[바이오파이썬] 4.2 Sequence Record 객체 - FASTA, GenBank 파일로 부터 생성하기

안녕하세요 한주현입니다.

오늘은 FASTA, GenBank 파일로 부터 SeqRecord 객체를 만드는 방법에 대해 알아보겠습니다.

바로 이전 포스팅에서 SeqRecord 객체에 대해서 알아보았는데요,

http://korbillgates.tistory.com/86

SeqRecord 객체는 서열과 annotation 정보 등등을 포함한 객체입니다.

이전 시간에는 아래와 같이 직접 타이핑을 하여 SeqRecord 객체를 만들었는데요,

1
2
3
4
5
6

from Bio.Seq import Seq
from Bio.SeqRecord import SeqRecord
 
simple_seq = Seq("GATC")
simple_seq_r = SeqRecord(simple_seq)
print(simple_seq_r)

cs

ID: <unknown id>

Name: <unknown name>

Description: <unknown description>

Number of features: 0

Seq('GATC', Alphabet())

이번시간에는 FASTA 파일 또는 GenBank 파일로 부터 SeqRecord 객체를 만들어 봅시다.

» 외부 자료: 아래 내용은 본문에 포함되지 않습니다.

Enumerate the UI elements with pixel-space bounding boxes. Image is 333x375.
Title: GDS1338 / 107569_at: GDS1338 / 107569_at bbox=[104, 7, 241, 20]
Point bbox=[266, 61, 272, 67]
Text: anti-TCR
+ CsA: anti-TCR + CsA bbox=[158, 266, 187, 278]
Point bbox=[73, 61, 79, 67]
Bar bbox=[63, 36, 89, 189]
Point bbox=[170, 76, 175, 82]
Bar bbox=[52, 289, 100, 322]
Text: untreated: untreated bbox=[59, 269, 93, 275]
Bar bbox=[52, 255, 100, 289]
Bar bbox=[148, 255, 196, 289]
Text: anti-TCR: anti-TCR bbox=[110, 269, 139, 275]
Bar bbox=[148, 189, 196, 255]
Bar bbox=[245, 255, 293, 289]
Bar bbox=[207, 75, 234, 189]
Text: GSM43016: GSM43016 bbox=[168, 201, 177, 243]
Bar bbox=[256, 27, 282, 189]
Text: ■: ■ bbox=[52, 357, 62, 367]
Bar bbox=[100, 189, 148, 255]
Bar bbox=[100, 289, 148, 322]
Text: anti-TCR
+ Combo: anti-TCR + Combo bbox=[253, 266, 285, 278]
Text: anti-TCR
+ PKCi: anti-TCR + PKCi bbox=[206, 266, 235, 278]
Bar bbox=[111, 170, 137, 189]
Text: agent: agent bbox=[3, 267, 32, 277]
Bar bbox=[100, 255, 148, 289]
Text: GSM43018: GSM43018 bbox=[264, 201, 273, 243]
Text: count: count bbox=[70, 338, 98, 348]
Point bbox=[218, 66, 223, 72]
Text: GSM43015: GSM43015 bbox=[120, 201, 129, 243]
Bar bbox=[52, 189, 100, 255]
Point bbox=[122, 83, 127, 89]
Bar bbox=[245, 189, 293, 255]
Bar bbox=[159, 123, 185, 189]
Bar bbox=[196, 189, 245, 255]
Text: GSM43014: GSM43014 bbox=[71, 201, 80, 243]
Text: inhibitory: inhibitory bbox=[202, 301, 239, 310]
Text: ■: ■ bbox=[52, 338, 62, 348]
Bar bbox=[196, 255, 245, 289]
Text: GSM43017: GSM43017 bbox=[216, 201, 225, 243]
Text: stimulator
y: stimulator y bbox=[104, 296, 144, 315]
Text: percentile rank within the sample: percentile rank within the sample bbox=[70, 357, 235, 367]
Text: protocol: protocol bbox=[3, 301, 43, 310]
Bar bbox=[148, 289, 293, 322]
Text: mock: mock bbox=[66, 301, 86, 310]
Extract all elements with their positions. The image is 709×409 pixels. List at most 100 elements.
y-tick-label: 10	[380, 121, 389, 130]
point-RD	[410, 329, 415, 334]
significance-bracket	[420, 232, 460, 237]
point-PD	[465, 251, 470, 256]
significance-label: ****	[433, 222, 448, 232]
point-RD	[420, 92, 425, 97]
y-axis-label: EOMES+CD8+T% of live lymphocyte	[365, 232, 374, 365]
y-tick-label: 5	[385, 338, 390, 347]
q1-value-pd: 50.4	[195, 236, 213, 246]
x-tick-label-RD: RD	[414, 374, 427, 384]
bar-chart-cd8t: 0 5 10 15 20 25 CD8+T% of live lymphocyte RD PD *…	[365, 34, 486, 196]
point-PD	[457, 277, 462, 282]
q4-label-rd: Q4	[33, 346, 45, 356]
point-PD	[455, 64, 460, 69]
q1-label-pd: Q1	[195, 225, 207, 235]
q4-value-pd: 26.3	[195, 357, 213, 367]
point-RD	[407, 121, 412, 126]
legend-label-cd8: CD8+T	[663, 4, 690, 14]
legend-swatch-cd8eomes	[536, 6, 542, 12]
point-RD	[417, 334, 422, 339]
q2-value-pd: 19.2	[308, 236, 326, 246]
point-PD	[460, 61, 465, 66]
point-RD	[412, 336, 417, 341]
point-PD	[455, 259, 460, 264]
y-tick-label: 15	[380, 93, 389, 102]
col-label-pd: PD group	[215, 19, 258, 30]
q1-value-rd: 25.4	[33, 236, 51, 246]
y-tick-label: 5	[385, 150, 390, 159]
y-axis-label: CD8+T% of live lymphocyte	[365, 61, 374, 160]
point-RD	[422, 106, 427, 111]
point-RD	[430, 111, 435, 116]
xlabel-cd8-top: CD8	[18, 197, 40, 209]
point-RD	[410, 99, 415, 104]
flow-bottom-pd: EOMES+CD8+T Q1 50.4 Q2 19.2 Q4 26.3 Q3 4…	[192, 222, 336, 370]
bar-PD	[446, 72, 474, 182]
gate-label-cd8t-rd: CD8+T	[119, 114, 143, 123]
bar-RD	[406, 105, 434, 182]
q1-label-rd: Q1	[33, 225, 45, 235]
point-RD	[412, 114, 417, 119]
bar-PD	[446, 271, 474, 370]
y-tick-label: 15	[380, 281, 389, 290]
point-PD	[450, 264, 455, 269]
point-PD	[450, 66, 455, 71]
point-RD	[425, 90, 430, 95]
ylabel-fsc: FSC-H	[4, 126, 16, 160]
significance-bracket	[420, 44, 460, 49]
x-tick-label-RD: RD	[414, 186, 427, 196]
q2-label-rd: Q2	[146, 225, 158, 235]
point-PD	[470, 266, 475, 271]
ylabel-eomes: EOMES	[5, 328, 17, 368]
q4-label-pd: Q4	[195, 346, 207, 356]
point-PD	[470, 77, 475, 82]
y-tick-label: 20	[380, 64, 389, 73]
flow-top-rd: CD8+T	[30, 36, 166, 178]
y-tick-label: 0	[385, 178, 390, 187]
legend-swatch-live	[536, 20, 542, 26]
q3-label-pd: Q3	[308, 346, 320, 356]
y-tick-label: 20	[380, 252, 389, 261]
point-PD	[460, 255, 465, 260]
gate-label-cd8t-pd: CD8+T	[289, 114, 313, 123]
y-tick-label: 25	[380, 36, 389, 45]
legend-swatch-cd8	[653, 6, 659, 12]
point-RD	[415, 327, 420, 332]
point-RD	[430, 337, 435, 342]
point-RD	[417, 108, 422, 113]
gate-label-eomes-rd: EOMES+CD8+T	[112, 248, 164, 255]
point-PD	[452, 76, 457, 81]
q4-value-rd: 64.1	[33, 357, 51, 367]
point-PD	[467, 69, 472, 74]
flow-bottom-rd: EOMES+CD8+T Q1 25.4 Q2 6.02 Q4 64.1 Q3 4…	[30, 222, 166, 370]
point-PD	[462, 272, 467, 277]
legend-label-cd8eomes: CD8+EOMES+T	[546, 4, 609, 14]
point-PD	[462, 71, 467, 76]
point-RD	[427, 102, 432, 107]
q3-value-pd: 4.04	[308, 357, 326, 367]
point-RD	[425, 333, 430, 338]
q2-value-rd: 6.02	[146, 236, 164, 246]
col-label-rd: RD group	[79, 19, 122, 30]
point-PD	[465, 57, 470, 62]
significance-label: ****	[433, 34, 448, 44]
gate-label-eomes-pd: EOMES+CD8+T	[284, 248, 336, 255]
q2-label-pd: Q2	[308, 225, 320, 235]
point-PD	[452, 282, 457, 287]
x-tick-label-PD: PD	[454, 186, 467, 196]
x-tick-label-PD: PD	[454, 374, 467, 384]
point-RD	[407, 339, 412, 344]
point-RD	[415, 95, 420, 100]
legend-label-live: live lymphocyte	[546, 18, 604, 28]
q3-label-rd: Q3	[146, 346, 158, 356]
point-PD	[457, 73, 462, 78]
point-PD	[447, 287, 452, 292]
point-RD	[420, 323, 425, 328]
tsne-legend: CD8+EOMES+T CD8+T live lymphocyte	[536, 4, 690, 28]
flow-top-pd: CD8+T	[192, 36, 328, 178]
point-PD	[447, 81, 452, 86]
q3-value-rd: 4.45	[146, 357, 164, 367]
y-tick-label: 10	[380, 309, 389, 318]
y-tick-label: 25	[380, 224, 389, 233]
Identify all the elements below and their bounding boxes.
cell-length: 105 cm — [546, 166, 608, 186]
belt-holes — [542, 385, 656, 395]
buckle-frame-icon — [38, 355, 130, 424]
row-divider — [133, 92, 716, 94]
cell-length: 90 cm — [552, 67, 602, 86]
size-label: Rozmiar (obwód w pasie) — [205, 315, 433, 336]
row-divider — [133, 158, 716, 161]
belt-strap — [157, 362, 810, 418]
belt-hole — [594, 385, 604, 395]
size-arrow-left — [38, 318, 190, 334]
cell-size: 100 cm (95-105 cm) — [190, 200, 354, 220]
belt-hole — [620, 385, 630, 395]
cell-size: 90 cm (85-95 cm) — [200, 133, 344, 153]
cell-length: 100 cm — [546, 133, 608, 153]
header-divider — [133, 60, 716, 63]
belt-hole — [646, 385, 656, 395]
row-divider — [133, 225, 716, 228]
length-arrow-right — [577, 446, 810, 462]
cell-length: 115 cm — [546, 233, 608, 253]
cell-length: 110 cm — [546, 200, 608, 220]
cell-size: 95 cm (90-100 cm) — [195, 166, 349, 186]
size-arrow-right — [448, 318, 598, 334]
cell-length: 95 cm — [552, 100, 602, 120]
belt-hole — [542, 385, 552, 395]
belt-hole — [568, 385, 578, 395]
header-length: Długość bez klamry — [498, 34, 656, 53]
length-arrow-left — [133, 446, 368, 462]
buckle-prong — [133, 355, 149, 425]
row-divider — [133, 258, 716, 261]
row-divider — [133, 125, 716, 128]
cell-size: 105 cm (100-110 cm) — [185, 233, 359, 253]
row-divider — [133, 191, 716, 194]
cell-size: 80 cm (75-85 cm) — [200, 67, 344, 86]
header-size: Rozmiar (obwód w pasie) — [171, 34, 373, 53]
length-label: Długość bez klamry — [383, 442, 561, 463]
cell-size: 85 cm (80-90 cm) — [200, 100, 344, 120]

1. FASTA 파일로 부터 SeqRecord 객체 만들기

실습을 위해 다음 파일을 받습니다.

https://raw.githubusercontent.com/biopython/biopython/master/Tests/GenBank/NC_005816.fna

1
2
3

from Bio import SeqIO
record = SeqIO.read("NC_005816.fna", "fasta")
print(record)
Colored by Color Scripter

cs

ID: gi|45478711|ref|NC_005816.1|
Name: gi|45478711|ref|NC_005816.1|
Description: gi|45478711|ref|NC_005816.1| Yersinia pestis biovar Microtus str. 91001 plasmid pPCP1, complete sequence
Number of features: 0
Seq('TGTAACGAACGGTGCAATAGTGATCCACACCCAACGCCTGAAATCAGATCCAGG...CTG', SingleLetterAlphabet())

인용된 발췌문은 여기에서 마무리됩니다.